Under the hood, Kotlin compiler generates the static helper methods as though we had written them as Java static Util methods. So we get this nice and richer syntax in Kotlin without sacrificing any performance.
Similar to functions, Kotlin also supports extension properties where we can add a property to an existing class.
Higher order functions:
A higher-order function is a function that takes functions as parameters, or returns a function.
Lets look at how a higher order function is written.
fun execute(x: Int, y: Int, op: (Int, Int) -> Int): Int {
return op(x, y)
}
Here the third parameter ( op ) is a function and so it makes this function a higher order function. The type of the parameter op is a function that takes 2 Ints as parameter and returns a Int.
To invoke this Higher order function, we can pass a function or a lambda expression:
execute(5, 5) { a, b -> a + b }
Receiver (or Function literal with Receiver or Lambda with Recevier):
A Higher order function that takes an extension function as its parameter is called Lambda with Receiver.
Let's look at the implementation of the apply function which is available in the Kotlin standard library.
inline fun <T> T.apply(block: T.() -> Unit): T { block(); return this }
The function we pass to this apply function is actually an extension function to the type T. So in the lambda function, we can access the properties and the functions of the type T as though we are writing this function inside class T itself.
Here the generic type T is the receiver and we are passing a lambda function, hence the name Lambda with Receiver.
Another Example:
inline fun SQLiteDatabase.inTransaction(func: SQLiteDatabase.() -> Unit) {
beginTransaction()
try {
func()
setTransactionSuccessful()
} finally {
endTransaction()
}
}
Here, the inTransaction() is an Extension function to the SQLiteDatabase class and the parameter of the inTransaction() function is also an extension function to the SQLiteDatabase class. Here SQLiteDatabase is the receiver, for the lambda that is passed as the argument.
To invoke that function:
db.inTransaction {
delete( ... )
}
Here the delete() is the function of the SQLiteDatabase class and since the lambda we pass is an Extension function to the receiver SQLiteDatabase we can access the delete function without any additional qualifiers with it, as though we are calling the function from inside the SQLiteDatabase class itself.

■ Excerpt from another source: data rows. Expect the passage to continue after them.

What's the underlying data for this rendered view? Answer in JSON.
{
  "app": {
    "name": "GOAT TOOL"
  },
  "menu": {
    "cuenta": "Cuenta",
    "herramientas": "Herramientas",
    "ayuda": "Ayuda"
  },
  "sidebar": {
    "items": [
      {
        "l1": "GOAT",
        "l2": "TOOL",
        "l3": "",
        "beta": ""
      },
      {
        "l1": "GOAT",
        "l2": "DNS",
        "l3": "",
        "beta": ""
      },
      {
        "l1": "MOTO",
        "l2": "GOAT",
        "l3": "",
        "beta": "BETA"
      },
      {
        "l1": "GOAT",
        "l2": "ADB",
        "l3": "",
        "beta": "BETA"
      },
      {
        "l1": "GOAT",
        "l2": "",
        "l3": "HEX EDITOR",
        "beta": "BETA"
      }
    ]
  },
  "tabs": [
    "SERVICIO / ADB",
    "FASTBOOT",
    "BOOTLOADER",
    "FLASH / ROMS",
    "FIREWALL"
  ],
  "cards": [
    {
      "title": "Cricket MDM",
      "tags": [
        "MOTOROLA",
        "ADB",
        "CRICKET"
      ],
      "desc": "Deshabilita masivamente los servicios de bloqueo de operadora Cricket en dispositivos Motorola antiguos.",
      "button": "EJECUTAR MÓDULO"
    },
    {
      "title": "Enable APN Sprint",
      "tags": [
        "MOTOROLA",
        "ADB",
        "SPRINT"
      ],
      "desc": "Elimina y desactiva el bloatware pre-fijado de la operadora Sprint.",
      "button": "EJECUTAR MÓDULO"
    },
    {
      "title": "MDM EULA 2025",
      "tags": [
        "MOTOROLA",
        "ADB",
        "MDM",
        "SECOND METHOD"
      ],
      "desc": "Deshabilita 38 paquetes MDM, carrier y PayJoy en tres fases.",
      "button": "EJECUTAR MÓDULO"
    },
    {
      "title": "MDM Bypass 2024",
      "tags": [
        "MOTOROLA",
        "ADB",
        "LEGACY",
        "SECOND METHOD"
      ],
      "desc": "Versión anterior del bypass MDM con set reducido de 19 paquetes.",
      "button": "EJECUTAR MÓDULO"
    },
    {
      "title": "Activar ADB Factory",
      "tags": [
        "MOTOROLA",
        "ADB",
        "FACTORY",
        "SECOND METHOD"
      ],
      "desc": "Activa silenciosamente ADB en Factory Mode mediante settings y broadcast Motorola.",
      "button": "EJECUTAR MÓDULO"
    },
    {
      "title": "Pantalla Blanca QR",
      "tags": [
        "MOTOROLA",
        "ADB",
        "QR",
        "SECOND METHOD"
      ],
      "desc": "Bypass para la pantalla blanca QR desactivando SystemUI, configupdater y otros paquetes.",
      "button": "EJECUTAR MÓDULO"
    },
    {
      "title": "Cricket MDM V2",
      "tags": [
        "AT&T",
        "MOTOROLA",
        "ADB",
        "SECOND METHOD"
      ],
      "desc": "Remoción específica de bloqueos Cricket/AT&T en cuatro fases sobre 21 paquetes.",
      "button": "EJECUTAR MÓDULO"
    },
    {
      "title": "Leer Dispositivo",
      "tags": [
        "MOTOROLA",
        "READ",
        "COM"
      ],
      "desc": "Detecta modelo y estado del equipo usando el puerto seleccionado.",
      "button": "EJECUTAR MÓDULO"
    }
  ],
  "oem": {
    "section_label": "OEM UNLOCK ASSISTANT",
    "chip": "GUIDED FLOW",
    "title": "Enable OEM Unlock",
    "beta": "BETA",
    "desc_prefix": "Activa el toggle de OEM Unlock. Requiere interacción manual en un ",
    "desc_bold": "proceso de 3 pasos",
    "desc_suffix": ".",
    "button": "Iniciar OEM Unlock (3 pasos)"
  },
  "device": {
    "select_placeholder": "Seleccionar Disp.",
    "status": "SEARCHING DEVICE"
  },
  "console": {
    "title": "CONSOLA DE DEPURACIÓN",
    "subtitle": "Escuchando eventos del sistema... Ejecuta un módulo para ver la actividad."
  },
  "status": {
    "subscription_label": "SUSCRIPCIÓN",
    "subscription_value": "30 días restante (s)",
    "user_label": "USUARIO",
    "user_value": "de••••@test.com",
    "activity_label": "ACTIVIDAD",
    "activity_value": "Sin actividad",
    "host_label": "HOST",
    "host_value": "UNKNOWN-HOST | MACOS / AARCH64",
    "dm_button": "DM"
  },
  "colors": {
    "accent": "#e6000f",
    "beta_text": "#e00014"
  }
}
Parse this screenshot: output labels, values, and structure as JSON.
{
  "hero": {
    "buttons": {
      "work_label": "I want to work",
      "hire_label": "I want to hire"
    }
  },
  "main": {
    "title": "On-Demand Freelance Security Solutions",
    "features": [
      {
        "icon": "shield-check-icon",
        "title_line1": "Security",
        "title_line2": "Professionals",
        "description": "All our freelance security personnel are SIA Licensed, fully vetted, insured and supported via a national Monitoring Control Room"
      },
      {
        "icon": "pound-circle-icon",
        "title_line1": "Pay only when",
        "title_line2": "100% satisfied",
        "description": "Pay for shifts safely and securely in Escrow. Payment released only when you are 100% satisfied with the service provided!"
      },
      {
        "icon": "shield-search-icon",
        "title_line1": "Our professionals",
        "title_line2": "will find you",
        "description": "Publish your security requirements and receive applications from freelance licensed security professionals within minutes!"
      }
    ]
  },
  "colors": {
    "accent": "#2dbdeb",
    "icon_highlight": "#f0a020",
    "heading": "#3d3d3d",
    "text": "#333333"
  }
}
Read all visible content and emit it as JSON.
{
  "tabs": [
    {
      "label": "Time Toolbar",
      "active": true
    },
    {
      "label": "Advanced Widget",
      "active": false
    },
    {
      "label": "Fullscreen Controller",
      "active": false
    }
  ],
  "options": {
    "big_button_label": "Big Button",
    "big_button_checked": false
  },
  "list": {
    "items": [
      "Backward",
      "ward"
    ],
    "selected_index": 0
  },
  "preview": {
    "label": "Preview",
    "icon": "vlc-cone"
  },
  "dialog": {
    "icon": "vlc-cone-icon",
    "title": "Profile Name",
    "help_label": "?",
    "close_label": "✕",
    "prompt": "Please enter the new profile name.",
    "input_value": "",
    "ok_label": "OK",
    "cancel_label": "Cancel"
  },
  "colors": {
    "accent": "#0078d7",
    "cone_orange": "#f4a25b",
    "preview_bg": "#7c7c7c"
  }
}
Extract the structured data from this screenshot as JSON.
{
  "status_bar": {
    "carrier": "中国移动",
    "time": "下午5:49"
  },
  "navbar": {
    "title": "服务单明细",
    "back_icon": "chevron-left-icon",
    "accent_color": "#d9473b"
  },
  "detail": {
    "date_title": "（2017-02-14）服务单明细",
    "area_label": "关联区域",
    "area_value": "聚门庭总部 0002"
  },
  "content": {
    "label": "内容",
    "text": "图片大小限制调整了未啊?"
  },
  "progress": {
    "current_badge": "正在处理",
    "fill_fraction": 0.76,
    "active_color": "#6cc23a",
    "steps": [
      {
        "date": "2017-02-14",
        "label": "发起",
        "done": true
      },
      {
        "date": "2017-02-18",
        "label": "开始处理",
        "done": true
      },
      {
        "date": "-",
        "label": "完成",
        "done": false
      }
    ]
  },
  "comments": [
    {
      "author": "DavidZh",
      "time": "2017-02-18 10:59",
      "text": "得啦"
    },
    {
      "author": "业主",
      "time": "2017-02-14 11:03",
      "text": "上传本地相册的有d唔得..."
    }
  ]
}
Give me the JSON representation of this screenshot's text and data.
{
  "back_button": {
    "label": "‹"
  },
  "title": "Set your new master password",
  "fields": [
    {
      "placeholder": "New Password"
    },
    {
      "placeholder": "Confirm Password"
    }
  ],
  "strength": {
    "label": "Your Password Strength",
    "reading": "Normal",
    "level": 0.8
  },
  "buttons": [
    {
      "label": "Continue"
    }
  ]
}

While #Bob's answer is far more informative on Kotlin than could I hope to be, including extension functions, it doesn't directly refer to the comparison between "function literals with receiver" as described in https://kotlinlang.org/docs/reference/lambdas.html#function-literals-with-receiver and extension functions (https://kotlinlang.org/docs/reference/extensions.html). I.e. the difference between:
val isEven: Int.() -> Boolean = { this % 2 == 0 }
and
fun Int.isEven(): Boolean = this % 2 == 0
The receiver part of the name refers to both of these syntaxes receiving the base Int argument as this.
As I understand it, the difference between the two is simply between one being an expression confirming to a function type and the other a declaration. Functionally they are equivalent and can both be called as:
when { myNumber.isEven() -> doSomething(myNumber) }
but one is intended for use in extension libraries, while the other is typically intended for use as an argument for a function with a function-type parameter, particularly the Kotlin builder DSLs.